Nossos pais e avós entendiam o trabalho como um espaço onde você ganha o dinheiro para poder usufruir de sua vida quando não está trabalhando. Você colocava o paletó e se transformava num robozinho e, depois de executar suas tarefas, tirava o paletó e voltava à sua condição humana. A imagem é forte, mas o fato é que muita gente vivia nessa cultura visivelmente esquizofrênica. Suspeito que muita gente ainda viva, embora, para mim, isso possa ser tudo menos viver. Tanto é que não é de se espantar que meus amigos “cabeças brancas” sonhassem com a aposentadoria, esse tão esperado momento onde, finalmente, iriam viver tudo aquilo que haviam deixado de viver em nome dessa dicotomia trabalho-lazer, vida profissional-vida pessoal.

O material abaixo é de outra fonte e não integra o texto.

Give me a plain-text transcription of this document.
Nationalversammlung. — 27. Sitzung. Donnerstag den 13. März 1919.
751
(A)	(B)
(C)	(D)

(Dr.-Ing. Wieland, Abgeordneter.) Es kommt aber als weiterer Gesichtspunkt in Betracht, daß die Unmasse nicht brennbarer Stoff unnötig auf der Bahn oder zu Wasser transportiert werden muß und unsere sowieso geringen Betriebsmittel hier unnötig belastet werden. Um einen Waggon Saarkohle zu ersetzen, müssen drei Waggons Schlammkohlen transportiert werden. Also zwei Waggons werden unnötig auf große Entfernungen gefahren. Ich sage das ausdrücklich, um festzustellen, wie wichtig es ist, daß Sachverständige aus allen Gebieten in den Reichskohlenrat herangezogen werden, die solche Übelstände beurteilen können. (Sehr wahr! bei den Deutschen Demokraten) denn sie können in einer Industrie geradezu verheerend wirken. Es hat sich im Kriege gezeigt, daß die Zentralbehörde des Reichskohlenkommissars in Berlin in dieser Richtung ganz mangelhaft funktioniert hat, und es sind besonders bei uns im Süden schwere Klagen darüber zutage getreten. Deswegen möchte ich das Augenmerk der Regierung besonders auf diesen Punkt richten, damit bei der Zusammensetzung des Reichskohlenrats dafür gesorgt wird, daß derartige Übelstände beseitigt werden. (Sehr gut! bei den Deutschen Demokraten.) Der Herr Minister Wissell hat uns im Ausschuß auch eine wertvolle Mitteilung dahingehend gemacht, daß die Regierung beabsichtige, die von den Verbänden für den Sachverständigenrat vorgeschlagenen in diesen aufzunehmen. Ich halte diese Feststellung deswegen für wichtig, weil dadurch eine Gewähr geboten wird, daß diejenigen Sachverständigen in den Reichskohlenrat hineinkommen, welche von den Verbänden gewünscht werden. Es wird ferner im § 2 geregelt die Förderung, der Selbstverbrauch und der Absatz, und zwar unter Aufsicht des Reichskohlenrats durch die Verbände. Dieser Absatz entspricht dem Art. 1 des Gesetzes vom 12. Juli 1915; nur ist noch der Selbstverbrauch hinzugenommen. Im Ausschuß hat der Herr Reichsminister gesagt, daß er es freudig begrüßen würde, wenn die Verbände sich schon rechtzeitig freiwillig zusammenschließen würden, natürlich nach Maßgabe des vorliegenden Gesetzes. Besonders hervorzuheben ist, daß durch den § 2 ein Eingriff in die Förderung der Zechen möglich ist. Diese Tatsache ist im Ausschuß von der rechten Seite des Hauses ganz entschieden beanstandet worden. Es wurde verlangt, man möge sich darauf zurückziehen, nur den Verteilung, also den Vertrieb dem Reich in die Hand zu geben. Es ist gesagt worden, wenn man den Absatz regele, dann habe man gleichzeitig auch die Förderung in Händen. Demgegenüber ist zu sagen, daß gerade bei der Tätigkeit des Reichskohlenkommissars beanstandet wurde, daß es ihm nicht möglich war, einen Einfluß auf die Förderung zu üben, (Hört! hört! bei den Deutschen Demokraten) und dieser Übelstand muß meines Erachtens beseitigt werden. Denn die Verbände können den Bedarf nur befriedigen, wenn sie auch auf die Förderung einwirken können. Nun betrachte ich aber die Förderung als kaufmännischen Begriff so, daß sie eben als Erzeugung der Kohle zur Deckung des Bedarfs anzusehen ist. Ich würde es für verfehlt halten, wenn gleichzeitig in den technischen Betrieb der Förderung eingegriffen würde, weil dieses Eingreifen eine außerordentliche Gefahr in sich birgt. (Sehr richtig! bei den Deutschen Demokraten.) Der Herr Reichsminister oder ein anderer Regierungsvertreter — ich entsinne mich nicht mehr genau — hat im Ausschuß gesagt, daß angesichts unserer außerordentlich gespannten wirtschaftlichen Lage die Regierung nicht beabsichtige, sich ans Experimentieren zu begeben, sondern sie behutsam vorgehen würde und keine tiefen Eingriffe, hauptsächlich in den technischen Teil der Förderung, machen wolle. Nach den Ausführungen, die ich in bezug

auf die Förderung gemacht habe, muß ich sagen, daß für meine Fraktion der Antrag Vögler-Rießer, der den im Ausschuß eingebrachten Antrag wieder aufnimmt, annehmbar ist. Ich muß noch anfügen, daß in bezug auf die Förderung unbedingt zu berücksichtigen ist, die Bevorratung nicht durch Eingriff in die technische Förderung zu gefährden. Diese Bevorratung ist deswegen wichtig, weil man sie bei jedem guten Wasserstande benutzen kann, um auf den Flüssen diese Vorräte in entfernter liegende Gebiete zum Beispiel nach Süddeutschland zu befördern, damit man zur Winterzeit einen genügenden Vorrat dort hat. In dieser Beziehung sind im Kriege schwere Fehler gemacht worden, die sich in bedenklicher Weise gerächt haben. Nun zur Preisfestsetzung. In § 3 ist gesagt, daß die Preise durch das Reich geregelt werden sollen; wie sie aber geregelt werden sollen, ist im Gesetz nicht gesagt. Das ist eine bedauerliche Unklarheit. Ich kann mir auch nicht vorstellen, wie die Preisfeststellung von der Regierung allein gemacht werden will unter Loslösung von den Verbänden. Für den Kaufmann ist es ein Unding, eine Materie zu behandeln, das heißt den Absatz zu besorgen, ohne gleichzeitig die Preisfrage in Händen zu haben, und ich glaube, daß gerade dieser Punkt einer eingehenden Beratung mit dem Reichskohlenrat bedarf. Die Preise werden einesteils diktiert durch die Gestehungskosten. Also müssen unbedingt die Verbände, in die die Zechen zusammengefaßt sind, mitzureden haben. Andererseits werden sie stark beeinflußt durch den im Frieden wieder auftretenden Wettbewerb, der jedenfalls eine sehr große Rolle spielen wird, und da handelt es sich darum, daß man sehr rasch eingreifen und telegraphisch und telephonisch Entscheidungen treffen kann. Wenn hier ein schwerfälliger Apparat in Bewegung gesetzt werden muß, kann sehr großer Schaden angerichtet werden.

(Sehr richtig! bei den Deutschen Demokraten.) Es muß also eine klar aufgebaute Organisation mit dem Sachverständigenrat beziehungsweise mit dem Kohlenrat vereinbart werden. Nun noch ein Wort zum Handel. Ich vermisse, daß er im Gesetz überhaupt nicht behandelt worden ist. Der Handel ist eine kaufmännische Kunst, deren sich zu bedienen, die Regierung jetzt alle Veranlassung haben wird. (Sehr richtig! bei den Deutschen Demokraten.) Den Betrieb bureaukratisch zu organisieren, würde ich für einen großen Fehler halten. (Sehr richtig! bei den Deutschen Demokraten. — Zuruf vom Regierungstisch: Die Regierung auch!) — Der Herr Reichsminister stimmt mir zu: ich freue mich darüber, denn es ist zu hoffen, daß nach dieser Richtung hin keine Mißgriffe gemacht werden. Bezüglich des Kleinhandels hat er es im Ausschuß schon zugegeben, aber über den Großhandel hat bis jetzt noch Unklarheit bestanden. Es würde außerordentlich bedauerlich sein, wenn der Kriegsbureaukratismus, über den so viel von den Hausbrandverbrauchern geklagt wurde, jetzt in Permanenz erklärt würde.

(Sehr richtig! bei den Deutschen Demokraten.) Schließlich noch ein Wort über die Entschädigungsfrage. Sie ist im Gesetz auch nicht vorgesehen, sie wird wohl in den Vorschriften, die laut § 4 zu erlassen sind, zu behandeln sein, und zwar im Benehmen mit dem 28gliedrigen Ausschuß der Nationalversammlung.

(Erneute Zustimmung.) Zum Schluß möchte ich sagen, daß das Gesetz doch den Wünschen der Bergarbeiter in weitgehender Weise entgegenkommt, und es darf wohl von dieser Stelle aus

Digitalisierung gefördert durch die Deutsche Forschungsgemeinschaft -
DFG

Se essa crença já me deixava os cabelos em pé quando eles ainda nem brancos eram, imagina o que provoca aos jovens de hoje! Ela os empurra para o outro extremo. Eles têm que se divertir no trabalho, têm que se apaixonar pelo trabalho, o trabalho tem que ser o espaço de realização de suas vidas! Se antes, então, o trabalho tinha que ser o espaço onde você se anulava para poder conquistar sua liberdade em algum lugar no futuro, agora o trabalho passou a ter que ser o espaço onde você conquista sua liberdade o tempo todo. Nesse novo espaço de exigência, não cabem sacrifícios ou frustrações. E você conhece algum trabalho onde, vez ou outra, isso ocorra? Sacrifícios e frustrações fazem parte da vida. Não aceitá-los é tão doentio quanto se apegar a eles. Continuamos impondo um modelo ditador sobre nossas vidas. O poder apenas mudou de mãos. Ao invés do sacrifício compulsório, o prazer compulsório.
Transfira esse modelo para as relações. Antes, observava-se como algo comum gente que engolia relacionamentos sem amor, em nome dos filhos ou para preservar uma determinada condição financeira. Hoje a separação é a via mais fácil e rápida. Sacrifícios? Jamais! Frustrações? Nunca! O casamento é uma instituição falida! Quantas vezes você não ouviu isso? Quantas vezes você não pensou isso?
Não acredito que meu trabalho seja minha única fonte de realização. Como não acredito que meu casamento também seja. Assim como acho perfeitamente normal que, às vezes, eu passe por sacrifícios e frustrações em meu trabalho e em meu casamento.
Apostar todas as fichas numa única possibilidade é criar uma expectativa impossível de ser cumprida a longo prazo. O universo é tão cheio de possibilidades, que, por mera questão estatística, já valeria muito a pena imaginar que a felicidade está diluída na força do conjunto e não numa obra isolada.